Two years and three months past, and they are working towards their happiness. They learn how to talk to each other without the desperation of an expected parting. They take turns doing the chores, sometimes Thorin cooks, sometimes, Bilbo dusts, but mostly they do their chores together, each taking half and meeting in the middle. They fight, still violent and cruel, but less and less as they learn to live beyond the moment because suddenly their lives are no longer in danger and they have an lifetime to be together. 

\--------------------

A loud, knock disrupts them in the bedroom. 

"Don't, don't answer it." Thorin begs, his hands twisted in Bilbo's hair as Bilbo's play with the drawstrings of his trousers, and Bilbo almost does, he is doing something much more appealing, but the banging increases in volume and pace until it become obvious it's more than one hand colliding with the door. Bilbo has a sudden premonition and shoots through the doorway, down the hall, skids across the foyer, and yanks open the door.

It is the company, so many beards, large noses, happy round dwarves who look more delighted than he feels. They don't wait for an invitation, Bombur sweeps him into a hug as the rest sweep into the house. Dori and Dwalin head towards the pantry, Nori, Bofur and Bifur take up residence in the kitchen, setting out plates and silverware, and the rest, excluding Balin head towards the sitting room, arguing the best way to start a fire. 

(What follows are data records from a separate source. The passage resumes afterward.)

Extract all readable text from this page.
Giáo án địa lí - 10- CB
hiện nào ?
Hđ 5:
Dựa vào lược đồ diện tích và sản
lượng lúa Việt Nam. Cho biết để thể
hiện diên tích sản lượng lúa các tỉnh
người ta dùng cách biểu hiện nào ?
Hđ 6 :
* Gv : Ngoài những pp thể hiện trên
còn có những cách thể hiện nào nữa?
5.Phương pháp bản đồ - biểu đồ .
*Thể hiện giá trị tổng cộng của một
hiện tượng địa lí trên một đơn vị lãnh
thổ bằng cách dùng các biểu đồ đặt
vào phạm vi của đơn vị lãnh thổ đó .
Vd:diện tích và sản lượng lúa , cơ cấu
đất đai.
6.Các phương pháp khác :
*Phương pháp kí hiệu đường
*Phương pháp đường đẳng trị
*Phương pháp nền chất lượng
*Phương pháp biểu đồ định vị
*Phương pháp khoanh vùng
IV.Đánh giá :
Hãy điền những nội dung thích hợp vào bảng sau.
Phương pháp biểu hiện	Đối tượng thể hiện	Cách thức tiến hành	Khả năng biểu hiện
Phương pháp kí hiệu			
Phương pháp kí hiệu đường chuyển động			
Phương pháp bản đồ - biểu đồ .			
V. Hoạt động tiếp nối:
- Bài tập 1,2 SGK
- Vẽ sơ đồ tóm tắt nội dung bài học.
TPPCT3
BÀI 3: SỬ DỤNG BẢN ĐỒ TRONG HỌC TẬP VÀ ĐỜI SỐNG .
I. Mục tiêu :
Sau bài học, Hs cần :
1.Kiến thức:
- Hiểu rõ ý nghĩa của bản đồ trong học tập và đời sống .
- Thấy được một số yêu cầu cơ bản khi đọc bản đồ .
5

Thorin appears, half naked, which gets a resounding cheer from the company, and Bilbo turns bright red. 

\---------------------

Two years and eight months past, and they're joyful. They have a routine, but it's not so rigid that they aren't spontaneously taking small adventures out of the Shire. Thorin likes to visit Bilbo's neighbors for gossip about Bilbo when he was younger and Bilbo likes to complain that Thorin leaves messes in the kitchen, which is does, but which also make Bilbo happier to clean up. Thorin also abdicates the throne, but doesn't tell Bilbo for a month. 

\--------------------

"My young nephew will be coming to stay with us." Bilbo announces, not looking up from the letter he's reading.

Thorin frowns, "I'm not comfortable around children."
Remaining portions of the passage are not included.